My Grandma wasn't just someone who died, she was my Grandma. I didn't know everything about her, but her hard questions, I think can be answered easily, though they really aren't for me to answer. I remember her mostly as a storyteller. She loved to sit around and talk about people, usually people I didn't know, but they were her people. I think she loved people more than I ever knew. I also think she touched more lives than I will ever know. She had her master's in education... I guess you could say little people were her specialty.
But to me, the best thing that she gave this world, was my mom. And because of that. I know my Grandma must have been brilliant. My mom is anything, but ordinary, and some of that must have come from my Grandma. She is kind and ambitious. She does the impossible ten times over. She is humble and generous, a tower of strength and a refuge whenever I need her. She is the queen of resourcefulness (never buy anything, she tells me, I might have it already, or if not, I can probably make it)! My mom can make anything... out of nothing! I've always thought she could have chosen any profession and succeeded, but she chose the most humble, and in many ways the most important- just like her mom- a teacher! Where would we be without teachers? However, my mom isn't a regular teacher, and I have to assume that my Grandma wasn't either.
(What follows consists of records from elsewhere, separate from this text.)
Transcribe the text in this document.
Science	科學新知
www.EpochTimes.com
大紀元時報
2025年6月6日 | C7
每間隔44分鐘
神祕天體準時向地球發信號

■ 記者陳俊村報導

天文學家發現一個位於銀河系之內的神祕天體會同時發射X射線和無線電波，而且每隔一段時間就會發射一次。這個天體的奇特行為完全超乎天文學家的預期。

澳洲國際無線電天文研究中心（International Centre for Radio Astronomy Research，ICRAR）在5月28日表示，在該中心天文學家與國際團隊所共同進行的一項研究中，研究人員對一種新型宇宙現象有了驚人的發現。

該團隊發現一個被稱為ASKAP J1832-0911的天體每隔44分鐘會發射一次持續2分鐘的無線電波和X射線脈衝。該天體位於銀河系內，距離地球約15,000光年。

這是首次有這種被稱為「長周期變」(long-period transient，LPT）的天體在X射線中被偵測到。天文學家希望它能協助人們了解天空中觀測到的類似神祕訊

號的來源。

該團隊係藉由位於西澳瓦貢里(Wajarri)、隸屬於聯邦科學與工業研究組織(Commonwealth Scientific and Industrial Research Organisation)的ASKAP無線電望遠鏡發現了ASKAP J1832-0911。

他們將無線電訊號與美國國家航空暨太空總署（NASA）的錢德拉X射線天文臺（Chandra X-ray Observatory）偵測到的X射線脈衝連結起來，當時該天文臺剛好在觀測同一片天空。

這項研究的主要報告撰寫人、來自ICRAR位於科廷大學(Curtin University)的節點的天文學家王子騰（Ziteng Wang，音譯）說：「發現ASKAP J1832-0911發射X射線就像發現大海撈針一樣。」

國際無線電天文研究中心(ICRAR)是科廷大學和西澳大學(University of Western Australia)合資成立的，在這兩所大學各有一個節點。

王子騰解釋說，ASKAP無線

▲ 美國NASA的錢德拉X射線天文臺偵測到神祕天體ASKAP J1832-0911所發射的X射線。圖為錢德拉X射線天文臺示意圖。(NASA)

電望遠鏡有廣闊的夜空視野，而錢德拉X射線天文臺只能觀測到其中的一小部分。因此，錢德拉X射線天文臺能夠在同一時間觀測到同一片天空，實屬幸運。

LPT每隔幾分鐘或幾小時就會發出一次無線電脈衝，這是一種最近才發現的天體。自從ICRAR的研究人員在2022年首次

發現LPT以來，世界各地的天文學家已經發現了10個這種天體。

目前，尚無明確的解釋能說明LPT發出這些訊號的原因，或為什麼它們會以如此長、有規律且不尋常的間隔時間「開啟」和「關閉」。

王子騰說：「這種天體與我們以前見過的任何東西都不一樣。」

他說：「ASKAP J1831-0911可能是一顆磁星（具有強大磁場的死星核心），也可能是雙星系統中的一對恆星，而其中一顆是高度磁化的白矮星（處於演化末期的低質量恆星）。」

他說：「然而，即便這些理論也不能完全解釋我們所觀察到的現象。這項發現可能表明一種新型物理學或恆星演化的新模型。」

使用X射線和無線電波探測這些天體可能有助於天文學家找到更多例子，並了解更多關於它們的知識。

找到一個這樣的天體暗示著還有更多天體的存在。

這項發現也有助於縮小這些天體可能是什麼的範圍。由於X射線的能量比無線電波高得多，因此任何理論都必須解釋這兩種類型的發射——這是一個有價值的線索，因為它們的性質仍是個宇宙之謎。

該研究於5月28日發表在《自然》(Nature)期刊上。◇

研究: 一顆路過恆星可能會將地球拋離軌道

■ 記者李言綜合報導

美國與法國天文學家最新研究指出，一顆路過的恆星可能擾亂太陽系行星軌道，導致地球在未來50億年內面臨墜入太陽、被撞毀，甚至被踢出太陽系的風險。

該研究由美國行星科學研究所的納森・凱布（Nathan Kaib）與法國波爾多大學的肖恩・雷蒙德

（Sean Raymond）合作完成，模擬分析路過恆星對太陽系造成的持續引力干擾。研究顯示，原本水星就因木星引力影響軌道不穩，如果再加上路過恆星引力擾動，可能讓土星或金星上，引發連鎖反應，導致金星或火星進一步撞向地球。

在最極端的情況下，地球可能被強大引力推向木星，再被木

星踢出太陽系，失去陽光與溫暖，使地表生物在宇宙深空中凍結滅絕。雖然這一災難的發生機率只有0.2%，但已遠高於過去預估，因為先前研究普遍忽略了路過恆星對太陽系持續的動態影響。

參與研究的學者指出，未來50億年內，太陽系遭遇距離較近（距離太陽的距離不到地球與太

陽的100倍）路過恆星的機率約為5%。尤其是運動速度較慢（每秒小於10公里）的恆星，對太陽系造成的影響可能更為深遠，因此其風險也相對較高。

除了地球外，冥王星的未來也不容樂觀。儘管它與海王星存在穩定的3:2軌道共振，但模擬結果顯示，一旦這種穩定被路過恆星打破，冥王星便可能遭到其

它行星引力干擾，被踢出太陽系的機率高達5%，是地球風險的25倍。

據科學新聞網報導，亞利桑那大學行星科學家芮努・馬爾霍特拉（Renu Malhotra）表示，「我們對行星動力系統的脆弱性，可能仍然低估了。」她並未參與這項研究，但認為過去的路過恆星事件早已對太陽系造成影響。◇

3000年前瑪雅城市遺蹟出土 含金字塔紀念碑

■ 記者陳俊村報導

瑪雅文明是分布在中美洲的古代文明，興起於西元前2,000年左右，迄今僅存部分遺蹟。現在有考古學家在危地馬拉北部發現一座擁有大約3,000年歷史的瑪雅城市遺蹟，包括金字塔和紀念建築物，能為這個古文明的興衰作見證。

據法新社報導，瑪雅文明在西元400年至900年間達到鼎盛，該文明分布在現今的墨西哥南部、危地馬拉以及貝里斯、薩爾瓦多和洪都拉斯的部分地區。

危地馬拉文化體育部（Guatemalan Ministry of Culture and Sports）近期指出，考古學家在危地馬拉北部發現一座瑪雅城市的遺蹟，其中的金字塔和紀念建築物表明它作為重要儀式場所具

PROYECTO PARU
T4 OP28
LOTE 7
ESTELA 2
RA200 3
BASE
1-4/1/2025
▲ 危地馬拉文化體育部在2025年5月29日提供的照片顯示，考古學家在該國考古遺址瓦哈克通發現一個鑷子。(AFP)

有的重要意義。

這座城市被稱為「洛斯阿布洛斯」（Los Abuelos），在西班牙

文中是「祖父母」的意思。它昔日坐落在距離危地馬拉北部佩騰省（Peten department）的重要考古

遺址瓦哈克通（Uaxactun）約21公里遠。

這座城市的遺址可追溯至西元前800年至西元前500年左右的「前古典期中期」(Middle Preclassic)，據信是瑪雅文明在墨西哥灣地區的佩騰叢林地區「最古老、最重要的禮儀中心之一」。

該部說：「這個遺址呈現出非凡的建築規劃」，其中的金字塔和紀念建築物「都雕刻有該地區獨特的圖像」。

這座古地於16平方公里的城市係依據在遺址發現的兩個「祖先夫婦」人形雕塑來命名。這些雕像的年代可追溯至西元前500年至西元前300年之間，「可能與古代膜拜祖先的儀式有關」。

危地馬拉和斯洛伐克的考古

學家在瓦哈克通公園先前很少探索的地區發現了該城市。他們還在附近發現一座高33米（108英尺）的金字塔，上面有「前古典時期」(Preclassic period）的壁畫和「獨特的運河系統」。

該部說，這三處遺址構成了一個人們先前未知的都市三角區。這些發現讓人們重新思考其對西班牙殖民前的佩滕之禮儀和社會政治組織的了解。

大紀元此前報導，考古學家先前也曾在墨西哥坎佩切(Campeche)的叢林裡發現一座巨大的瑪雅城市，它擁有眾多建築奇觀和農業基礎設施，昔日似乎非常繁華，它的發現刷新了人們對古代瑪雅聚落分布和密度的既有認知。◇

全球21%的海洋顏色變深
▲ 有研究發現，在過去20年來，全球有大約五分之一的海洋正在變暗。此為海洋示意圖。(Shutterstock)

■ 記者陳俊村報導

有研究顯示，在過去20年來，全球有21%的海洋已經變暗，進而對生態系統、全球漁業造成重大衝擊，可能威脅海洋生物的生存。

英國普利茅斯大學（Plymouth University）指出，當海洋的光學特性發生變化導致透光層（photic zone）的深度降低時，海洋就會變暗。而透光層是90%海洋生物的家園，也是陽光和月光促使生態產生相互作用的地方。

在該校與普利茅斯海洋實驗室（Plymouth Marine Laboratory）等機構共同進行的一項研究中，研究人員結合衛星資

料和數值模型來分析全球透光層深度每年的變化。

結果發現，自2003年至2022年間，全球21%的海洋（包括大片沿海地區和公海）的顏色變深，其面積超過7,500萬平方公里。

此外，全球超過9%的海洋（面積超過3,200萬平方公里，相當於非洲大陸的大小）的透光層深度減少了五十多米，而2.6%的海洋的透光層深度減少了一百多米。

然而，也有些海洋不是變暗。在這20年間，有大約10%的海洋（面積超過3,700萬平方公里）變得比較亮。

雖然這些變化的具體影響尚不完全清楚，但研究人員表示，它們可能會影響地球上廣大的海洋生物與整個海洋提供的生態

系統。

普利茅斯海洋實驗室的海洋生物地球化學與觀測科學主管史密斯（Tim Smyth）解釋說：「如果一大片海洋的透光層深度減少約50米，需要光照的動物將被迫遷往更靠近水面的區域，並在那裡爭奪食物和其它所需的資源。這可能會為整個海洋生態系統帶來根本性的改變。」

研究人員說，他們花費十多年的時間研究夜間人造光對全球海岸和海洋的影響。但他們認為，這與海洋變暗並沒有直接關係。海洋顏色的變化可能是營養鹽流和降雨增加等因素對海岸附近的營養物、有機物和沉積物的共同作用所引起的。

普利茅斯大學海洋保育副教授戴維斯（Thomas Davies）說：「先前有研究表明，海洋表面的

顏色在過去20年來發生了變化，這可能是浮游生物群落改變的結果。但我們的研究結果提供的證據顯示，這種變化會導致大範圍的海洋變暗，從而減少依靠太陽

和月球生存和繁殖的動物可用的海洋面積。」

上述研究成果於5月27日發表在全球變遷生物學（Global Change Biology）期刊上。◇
The impact left of students will never leave, and in that way, somewhere out in the world my Grandma is still with us through the changes she left on the lives of others.
My Grandma was many things, some of which I am still learning and hearing new stories! I think she would have liked getting to know her grand kids more. We got to see her on a "good" day a few weeks before she passed. She was in the hospital for a UTI, and I just had this feeling that we needed to stop by with some flowers. The boys helped me pick some out (cheerful purple gerbera daisies) and we were able to deliver them to her room. She was awake and in a happy mood when we came in. She didn't know who we were, but was still glad for the company. I sat with her and helped her eat her lunch. She told me funny stories that must have been about her own kids. I think she was remembering or thinking it was back then, instead of the present time. She was talking about behavior issues and how important it is to keep those kids in line! She made me laugh several times during that visit, and she shared a smile with me too. I got to tell her that I loved her, and I will never forget that day.
What is the world's story about? I think it is about moments like that one with my Grandma. That last light in her eyes, a smile of innocence and genuineness, and good, moments filled with so much good and love.
I am going to end my thoughts about Grandma, with the following quote. We forget the simplicity of life and it's purpose sometimes, and I think this is fitting:
"Child, though I am meant to teach you much,
what is it, in the end,
except that together we are
meant to be children
of the same Father,
and I must unlearn
all the adult structure
and the cumbering years
and you must teach me
to look at the earth and the heaven
with your fresh wonder."
-Jane Tyson Clement
I wish I had the right words to say about her. I wish I could be more of a comfort to my mom, who I know is missing her so much. All I know, is that now she finally has peace and rest. You are loved, Grandma.